Gründlich verGauckt

Ich muss zugeben, auch ich habe mich damals dem „rechtschaffenen Zorn“ gegen Christian Wulff angeschlossen. Bin der „dunklen Seite der Medienmacht“ erlegen und habe seinen Rücktritt gefordert. Jetzt, im Nachhinein, sehe ich: „Schlimmer geht’s immer.“ Zugegeben, ich wurde gewarnt, trotzdem dachte ich noch: „DDR-Bürgerrechtler, evangelischer Pastor, kann ja nicht so schlimm werden.“

DENKSTE! Was haben wir bekommen? Den heiligen Fischkopp aus der nordostdeutschen Provinzhauptstadt. Einen Mann, für den sich Freihandel auf Frieden reimt und grundgesetzestreue Pazifisten Drückeberger sind, weil sie keine französischen Uranminen in Mali verteidigen wollen.

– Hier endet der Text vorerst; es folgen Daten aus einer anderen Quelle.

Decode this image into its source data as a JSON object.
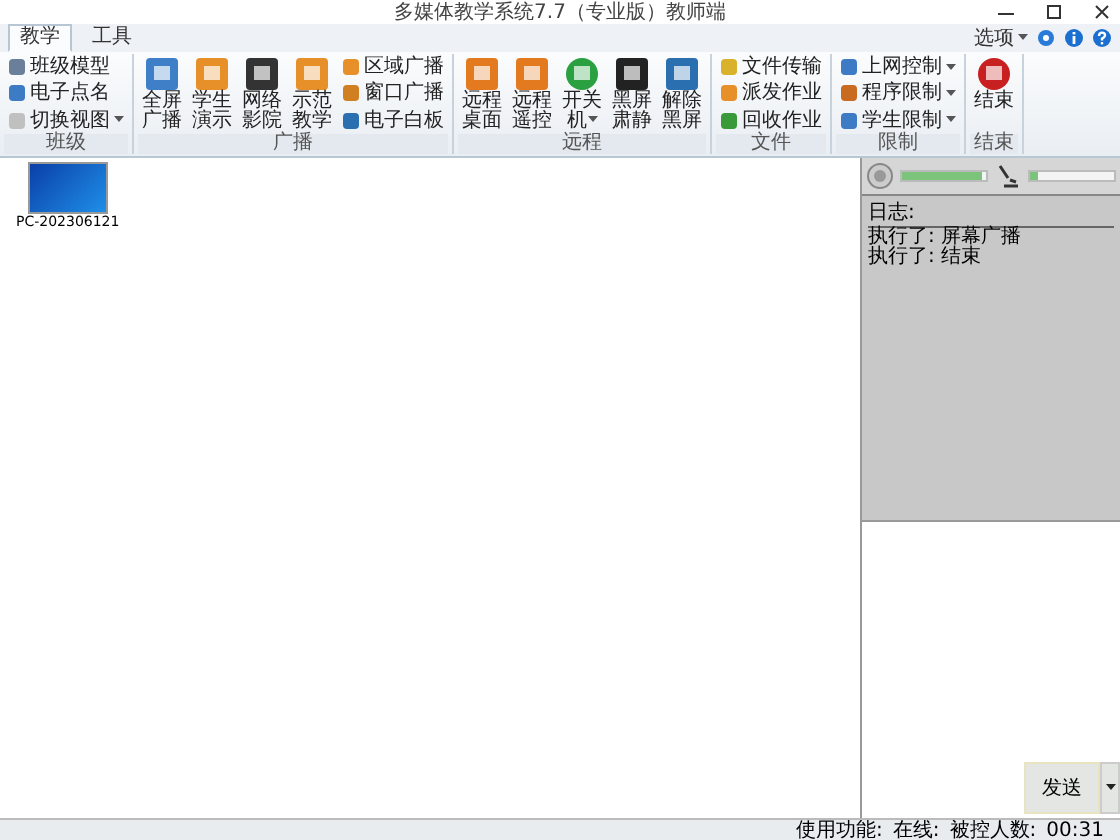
{
  "window": {
    "title": "多媒体教学系统7.7（专业版）教师端"
  },
  "tabs": [
    {
      "label": "教学",
      "selected": true
    },
    {
      "label": "工具",
      "selected": false
    }
  ],
  "options": {
    "label": "选项",
    "dropdown": true
  },
  "ribbon": [
    {
      "label": "班级",
      "items": [
        {
          "label": "班级模型",
          "kind": "small",
          "dropdown": false
        },
        {
          "label": "电子点名",
          "kind": "small",
          "dropdown": false
        },
        {
          "label": "切换视图",
          "kind": "small",
          "dropdown": true
        }
      ]
    },
    {
      "label": "广播",
      "items": [
        {
          "label": "全屏广播",
          "kind": "big",
          "dropdown": false
        },
        {
          "label": "学生演示",
          "kind": "big",
          "dropdown": false
        },
        {
          "label": "网络影院",
          "kind": "big",
          "dropdown": false
        },
        {
          "label": "示范教学",
          "kind": "big",
          "dropdown": false
        },
        {
          "label": "区域广播",
          "kind": "small",
          "dropdown": false
        },
        {
          "label": "窗口广播",
          "kind": "small",
          "dropdown": false
        },
        {
          "label": "电子白板",
          "kind": "small",
          "dropdown": false
        }
      ]
    },
    {
      "label": "远程",
      "items": [
        {
          "label": "远程桌面",
          "kind": "big",
          "dropdown": false
        },
        {
          "label": "远程遥控",
          "kind": "big",
          "dropdown": false
        },
        {
          "label": "开关机",
          "kind": "big",
          "dropdown": true
        },
        {
          "label": "黑屏肃静",
          "kind": "big",
          "dropdown": false
        },
        {
          "label": "解除黑屏",
          "kind": "big",
          "dropdown": false
        }
      ]
    },
    {
      "label": "文件",
      "items": [
        {
          "label": "文件传输",
          "kind": "small",
          "dropdown": false
        },
        {
          "label": "派发作业",
          "kind": "small",
          "dropdown": false
        },
        {
          "label": "回收作业",
          "kind": "small",
          "dropdown": false
        }
      ]
    },
    {
      "label": "限制",
      "items": [
        {
          "label": "上网控制",
          "kind": "small",
          "dropdown": true
        },
        {
          "label": "程序限制",
          "kind": "small",
          "dropdown": true
        },
        {
          "label": "学生限制",
          "kind": "small",
          "dropdown": true
        }
      ]
    },
    {
      "label": "结束",
      "items": [
        {
          "label": "结束",
          "kind": "big",
          "dropdown": false
        }
      ]
    }
  ],
  "computers": [
    {
      "name": "PC-202306121"
    }
  ],
  "audio": {
    "speaker": {
      "level": 0.95
    },
    "microphone": {
      "level": 0.1
    }
  },
  "log": {
    "title": "日志:",
    "lines": [
      "执行了: 屏幕广播",
      "执行了: 结束"
    ]
  },
  "send_button": "发送",
  "status_bar": [
    "使用功能:",
    "在线:",
    "被控人数:",
    "00:31"
  ]
}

Gauck ist die Personifizierung der schwarz-gelben Koalition, die ihn dereinst ins Amt gewählt hat: konservativ und neoliberal zugleich. Eine „Zonengabi“, die ihre erste Banane mit allen Mitteln verteidigt und für die sozial von Sozialismus kommt. Wieso hat er, als „Bürgerrechtler“, nicht gegen die generelle Verdächtigung der gesamten Bevölkerung aka Vorratsdatenspeicherung oponiert? Oder gegen die Totalüberwachung durch die NSA? Ach ja, weil die im Gegensatz zur Stasi keine Aktenschränke haben… Oder so.

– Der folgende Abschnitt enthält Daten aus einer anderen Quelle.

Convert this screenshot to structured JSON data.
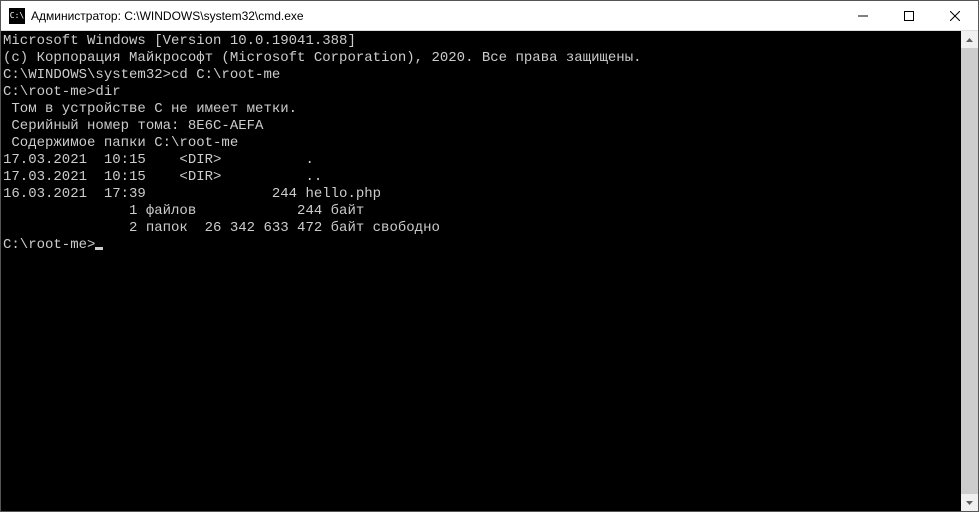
{
  "titlebar": {
    "icon_text": "C:\\",
    "title": "Администратор: C:\\WINDOWS\\system32\\cmd.exe"
  },
  "terminal": {
    "lines": {
      "l0": "Microsoft Windows [Version 10.0.19041.388]",
      "l1": "(c) Корпорация Майкрософт (Microsoft Corporation), 2020. Все права защищены.",
      "l2": "",
      "l3": "C:\\WINDOWS\\system32>cd C:\\root-me",
      "l4": "",
      "l5": "C:\\root-me>dir",
      "l6": " Том в устройстве C не имеет метки.",
      "l7": " Серийный номер тома: 8E6C-AEFA",
      "l8": "",
      "l9": " Содержимое папки C:\\root-me",
      "l10": "",
      "l11": "17.03.2021  10:15    <DIR>          .",
      "l12": "17.03.2021  10:15    <DIR>          ..",
      "l13": "16.03.2021  17:39               244 hello.php",
      "l14": "               1 файлов            244 байт",
      "l15": "               2 папок  26 342 633 472 байт свободно",
      "l16": "",
      "l17": "C:\\root-me>"
    }
  }
}
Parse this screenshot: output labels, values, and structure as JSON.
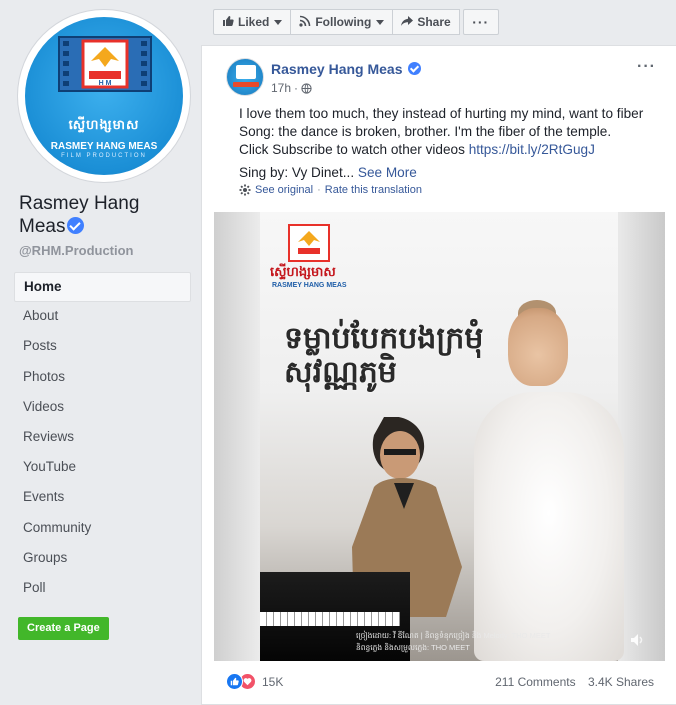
{
  "sidebar": {
    "avatar": {
      "khmer_text": "ស្ទើហង្សមាស",
      "name_text": "RASMEY HANG MEAS",
      "sub_text": "FILM PRODUCTION"
    },
    "page_name": "Rasmey Hang Meas",
    "handle": "@RHM.Production",
    "nav": [
      {
        "label": "Home",
        "active": true
      },
      {
        "label": "About"
      },
      {
        "label": "Posts"
      },
      {
        "label": "Photos"
      },
      {
        "label": "Videos"
      },
      {
        "label": "Reviews"
      },
      {
        "label": "YouTube"
      },
      {
        "label": "Events"
      },
      {
        "label": "Community"
      },
      {
        "label": "Groups"
      },
      {
        "label": "Poll"
      }
    ],
    "create_page_label": "Create a Page"
  },
  "actionbar": {
    "liked_label": "Liked",
    "following_label": "Following",
    "share_label": "Share",
    "more_label": "···"
  },
  "post": {
    "author": "Rasmey Hang Meas",
    "time": "17h",
    "menu_label": "···",
    "text_line1": "I love them too much, they instead of hurting my mind, want to fiber",
    "text_line2": "Song: the dance is broken, brother. I'm the fiber of the temple.",
    "text_line3_prefix": "Click Subscribe to watch other videos ",
    "link": "https://bit.ly/2RtGugJ",
    "text_line4": "Sing by: Vy Dinet...",
    "see_more": "See More",
    "see_original": "See original",
    "separator": "·",
    "rate_translation": "Rate this translation",
    "media": {
      "logo_khmer": "ស្ទើហង្សមាស",
      "logo_en": "RASMEY HANG MEAS",
      "title_khmer": "ទម្លាប់បែកបងក្រមុំសុវណ្ណភូមិ",
      "credit_line1": "ច្រៀងដោយ: វី ឌីណែត | និពន្ធទំនុកច្រៀង និង Melody: THO MEET",
      "credit_line2": "និពន្ធភ្លេង និងសម្រួលភ្លេង: THO MEET"
    },
    "reactions_count": "15K",
    "comments": "211 Comments",
    "shares": "3.4K Shares"
  },
  "colors": {
    "link": "#365899",
    "like_blue": "#1877f2",
    "love_red": "#f25268",
    "create_green": "#42b72a",
    "page_bg": "#e9ebee"
  }
}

Aber eigentlich ist es ganz einfach: Gauck hat genau das getan, was die selbsterklärten Bürgerrechtler der DDR dem Rest der Bevölkerung so gerne vorwerfen. Er hat sich arrangiert mit dem System. Solange er sagt, was Mutti hören will, geht es ihm ja hervorragend.

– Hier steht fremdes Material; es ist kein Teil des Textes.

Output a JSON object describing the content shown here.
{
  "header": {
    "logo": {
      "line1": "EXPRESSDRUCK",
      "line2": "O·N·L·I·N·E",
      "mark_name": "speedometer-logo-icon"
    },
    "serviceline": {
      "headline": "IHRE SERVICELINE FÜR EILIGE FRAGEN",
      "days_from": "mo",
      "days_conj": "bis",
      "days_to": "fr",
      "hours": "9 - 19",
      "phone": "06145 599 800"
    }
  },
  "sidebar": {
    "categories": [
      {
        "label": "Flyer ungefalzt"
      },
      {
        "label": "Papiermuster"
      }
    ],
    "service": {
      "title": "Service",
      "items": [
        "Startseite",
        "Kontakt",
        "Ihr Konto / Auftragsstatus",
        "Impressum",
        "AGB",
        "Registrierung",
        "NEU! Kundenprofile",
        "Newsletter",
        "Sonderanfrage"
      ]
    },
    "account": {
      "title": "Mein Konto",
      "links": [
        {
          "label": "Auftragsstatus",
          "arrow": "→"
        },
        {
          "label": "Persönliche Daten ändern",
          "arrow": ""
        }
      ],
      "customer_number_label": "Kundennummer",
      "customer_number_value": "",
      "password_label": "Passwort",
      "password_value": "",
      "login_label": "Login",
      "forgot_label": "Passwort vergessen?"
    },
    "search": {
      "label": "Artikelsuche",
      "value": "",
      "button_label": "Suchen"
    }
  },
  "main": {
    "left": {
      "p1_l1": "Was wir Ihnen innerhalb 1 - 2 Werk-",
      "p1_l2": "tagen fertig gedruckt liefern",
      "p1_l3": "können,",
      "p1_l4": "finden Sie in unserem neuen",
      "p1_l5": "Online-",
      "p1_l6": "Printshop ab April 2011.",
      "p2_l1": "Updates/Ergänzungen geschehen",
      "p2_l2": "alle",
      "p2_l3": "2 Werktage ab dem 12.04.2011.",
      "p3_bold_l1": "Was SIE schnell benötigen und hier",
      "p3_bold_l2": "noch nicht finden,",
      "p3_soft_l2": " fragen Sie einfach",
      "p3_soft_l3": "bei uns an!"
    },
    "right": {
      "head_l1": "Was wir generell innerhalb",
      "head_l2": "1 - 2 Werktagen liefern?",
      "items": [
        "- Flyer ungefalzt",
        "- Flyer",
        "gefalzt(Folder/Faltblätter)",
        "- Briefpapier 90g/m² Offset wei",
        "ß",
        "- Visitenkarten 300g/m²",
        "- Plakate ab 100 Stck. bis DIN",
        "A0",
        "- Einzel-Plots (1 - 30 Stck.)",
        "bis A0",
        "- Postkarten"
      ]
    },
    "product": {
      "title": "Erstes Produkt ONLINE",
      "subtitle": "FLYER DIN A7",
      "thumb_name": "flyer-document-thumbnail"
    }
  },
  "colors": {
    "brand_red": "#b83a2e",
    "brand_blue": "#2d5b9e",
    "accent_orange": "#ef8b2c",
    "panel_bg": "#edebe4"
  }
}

Wulff hatte dann wenigstens den Anstand die Fresse zu halten, wenn er nichts Sinnvolles zu sagen hatte.

Eine Antwort auf „Gründlich verGauckt“

  1. Radikale Minderheitenmeinungen sind hipp und stehen schon allein deshalb unter Arten- oder besser Unartenschutz. Denkt mal drüber nach.